Позже узнал, что хирургическая манипуляция «лапароцентез» делается за тридцать минут. Прокалывают полость живота. По трубке жидкость сливается в емкость, заклеивают ранку лейкопластырем. И человек уходит домой. Вера находилась в местной больнице неделю. Больная мучилась, а ее вроде бы обследовали. Потом три дня скачивали жидкость. Этапами, якобы так положено. Вернувшись домой, Вера заявила.
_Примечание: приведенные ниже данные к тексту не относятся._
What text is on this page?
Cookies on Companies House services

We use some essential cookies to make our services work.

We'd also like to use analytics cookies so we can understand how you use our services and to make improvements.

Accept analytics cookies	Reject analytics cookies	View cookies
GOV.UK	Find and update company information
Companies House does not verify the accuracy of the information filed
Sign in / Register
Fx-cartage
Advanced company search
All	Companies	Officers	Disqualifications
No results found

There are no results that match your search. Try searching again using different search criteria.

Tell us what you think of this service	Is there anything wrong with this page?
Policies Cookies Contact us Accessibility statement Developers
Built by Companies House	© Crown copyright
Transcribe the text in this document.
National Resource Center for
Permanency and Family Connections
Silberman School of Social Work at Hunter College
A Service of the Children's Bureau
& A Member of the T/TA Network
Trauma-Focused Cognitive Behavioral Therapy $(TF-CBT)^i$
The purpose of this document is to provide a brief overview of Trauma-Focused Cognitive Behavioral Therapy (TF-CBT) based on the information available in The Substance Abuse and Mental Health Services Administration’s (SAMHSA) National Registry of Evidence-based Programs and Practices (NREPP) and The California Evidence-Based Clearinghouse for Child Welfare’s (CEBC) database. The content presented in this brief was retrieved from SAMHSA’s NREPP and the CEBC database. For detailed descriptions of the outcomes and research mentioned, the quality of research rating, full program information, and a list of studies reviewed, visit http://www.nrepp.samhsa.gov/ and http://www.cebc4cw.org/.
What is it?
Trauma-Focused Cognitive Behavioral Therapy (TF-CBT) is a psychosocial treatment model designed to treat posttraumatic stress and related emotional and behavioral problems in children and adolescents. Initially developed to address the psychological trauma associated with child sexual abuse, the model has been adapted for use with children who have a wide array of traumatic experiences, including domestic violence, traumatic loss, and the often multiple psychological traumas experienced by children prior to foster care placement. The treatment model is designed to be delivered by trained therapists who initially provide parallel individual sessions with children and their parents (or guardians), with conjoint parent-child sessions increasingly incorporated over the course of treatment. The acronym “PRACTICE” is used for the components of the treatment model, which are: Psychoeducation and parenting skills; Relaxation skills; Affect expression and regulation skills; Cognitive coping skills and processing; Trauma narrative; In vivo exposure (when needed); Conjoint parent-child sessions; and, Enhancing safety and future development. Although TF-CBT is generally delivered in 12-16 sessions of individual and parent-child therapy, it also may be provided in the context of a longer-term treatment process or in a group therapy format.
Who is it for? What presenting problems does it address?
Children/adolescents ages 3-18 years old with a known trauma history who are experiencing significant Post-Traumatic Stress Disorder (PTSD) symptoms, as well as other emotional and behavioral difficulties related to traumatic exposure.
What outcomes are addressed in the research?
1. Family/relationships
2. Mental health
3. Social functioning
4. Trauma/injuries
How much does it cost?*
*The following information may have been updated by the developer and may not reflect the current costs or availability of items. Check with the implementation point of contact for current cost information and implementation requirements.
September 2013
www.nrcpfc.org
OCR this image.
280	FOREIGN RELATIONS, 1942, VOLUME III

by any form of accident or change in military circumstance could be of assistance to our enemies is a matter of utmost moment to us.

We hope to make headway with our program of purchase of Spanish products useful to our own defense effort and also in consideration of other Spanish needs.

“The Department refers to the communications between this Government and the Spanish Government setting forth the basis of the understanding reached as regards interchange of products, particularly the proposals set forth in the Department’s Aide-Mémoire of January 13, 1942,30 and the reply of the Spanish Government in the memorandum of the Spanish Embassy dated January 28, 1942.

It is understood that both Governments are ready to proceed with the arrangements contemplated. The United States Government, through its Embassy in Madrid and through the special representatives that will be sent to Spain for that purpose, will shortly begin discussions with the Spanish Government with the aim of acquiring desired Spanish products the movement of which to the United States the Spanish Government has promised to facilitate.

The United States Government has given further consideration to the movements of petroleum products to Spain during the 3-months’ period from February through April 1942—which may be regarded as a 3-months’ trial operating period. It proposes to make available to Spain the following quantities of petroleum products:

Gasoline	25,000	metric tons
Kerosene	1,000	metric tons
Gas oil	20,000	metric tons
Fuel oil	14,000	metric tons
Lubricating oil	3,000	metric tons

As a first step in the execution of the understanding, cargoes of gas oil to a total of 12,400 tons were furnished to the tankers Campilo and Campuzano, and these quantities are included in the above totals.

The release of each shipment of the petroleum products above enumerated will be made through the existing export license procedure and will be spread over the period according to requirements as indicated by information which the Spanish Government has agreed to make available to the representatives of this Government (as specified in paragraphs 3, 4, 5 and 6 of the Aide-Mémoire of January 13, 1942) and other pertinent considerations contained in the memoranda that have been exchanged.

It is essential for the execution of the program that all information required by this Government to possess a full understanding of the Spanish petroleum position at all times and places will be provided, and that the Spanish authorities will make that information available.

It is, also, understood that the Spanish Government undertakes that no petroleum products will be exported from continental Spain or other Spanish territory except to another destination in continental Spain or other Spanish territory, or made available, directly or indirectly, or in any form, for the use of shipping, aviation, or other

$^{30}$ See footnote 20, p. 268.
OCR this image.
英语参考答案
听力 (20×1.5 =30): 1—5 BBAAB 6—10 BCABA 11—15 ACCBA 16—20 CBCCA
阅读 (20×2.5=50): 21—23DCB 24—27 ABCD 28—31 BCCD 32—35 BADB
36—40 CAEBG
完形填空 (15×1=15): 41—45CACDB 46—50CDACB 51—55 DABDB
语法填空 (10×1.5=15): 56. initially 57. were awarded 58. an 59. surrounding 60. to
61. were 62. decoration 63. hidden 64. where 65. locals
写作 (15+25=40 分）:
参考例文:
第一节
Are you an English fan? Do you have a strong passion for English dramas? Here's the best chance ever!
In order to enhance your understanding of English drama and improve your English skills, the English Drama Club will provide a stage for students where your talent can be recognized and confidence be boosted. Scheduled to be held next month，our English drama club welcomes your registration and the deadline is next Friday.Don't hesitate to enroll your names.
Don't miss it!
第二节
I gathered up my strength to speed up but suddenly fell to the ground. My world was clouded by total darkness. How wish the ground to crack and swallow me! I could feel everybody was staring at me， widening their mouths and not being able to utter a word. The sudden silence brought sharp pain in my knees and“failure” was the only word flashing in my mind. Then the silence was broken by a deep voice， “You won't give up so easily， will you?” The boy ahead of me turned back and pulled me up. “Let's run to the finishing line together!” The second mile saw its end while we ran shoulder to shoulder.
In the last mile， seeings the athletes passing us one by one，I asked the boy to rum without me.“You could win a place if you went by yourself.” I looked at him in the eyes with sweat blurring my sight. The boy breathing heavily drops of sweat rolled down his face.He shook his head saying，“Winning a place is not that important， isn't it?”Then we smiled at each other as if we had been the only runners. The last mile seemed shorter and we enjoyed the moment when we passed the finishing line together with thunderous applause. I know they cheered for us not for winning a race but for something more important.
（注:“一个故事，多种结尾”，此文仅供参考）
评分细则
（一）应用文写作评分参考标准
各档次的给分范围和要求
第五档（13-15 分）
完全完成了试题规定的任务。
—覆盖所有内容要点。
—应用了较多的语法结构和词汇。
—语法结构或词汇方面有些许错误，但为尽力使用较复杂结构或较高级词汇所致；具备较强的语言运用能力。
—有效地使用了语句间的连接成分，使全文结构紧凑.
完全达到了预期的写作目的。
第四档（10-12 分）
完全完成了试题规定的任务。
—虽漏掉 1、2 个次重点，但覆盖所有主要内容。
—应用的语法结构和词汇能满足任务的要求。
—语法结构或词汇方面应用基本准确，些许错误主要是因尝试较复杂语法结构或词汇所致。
– Под расстрелом больше туда не пойду, – что сделаешь, когда терпеливая женщина нахваталась «ярких» впечатлений и так высказывается?
Живот к нашей радости опал. Вере полегчало. Она ожила и даже как будто повеселела. Вспомнив как-то покойного Леню, я сказал:
– Мне кажется, если бы я сидел с Леней день и ночь, он бы еще жил.
– Вытащил бы?
– Знаешь, Вера, наверняка не вытащил бы. Леня очень запустил. А ты-то обследовалась в позапрошлом году. Ничего ведь не было? Правда?
– Да. Ничего не было, – и добавила, помолчав, решительно:
– Завод меня угробил.
Завод, где Вера работала уже много лет бухгалтером, прибрали москвичи. Авторитет и уважение, заработанные женой за годы безупречной работы, – все пошло насмарку. Молодые руководители не церемонились. Обращались с людьми, как строители со старым шифером. Сломается – туда и дорога. Существующая бухгалтерская программа не вписывалась в рамки современных требований. Приказали срочно установить другую. На перепутье бухгалтера вынужденно работали «вручную».
Приезжие парни бездумно напрягали персонал без меры, не понимая, что повернуть многотысячный коллектив, не речку вброд перейти. Умер сисадмин, молодой парень, программист от бога: сердце надорвалось. Завод делили и переделывали на заводики, приспосабливаясь к налоговой чехарде страны. Расчетный отдел бухгалтерии, где Веру заводчане воспринимали как олицетворение добропорядочности, стремниной перемен занесло на бурные перекаты махинаций с двойной зарплатой. Время наступило такое. Страну будто сглазили.
Большинство специалистов с завода разбежались. Я предлагал Вере тоже уйти с завода.
– Смотри, – показываю ей объявление, – фирма небольшая, зарплата намного больше. Зато без зуботычин. Попробуй, Вера, сходи, поговори, если что не пойдет, все равно тебя возьмут назад, ты же опытный специалист.
– Ты тоже специалистом себя считаешь, а что толку? Работал бы на «постоянке», так не мыкался бы таксистом, – Вера держалась за завод, как за скалу, в половодье мутного времени. А я почему-то всю жизнь искал, где глубже, плавал невесть куда.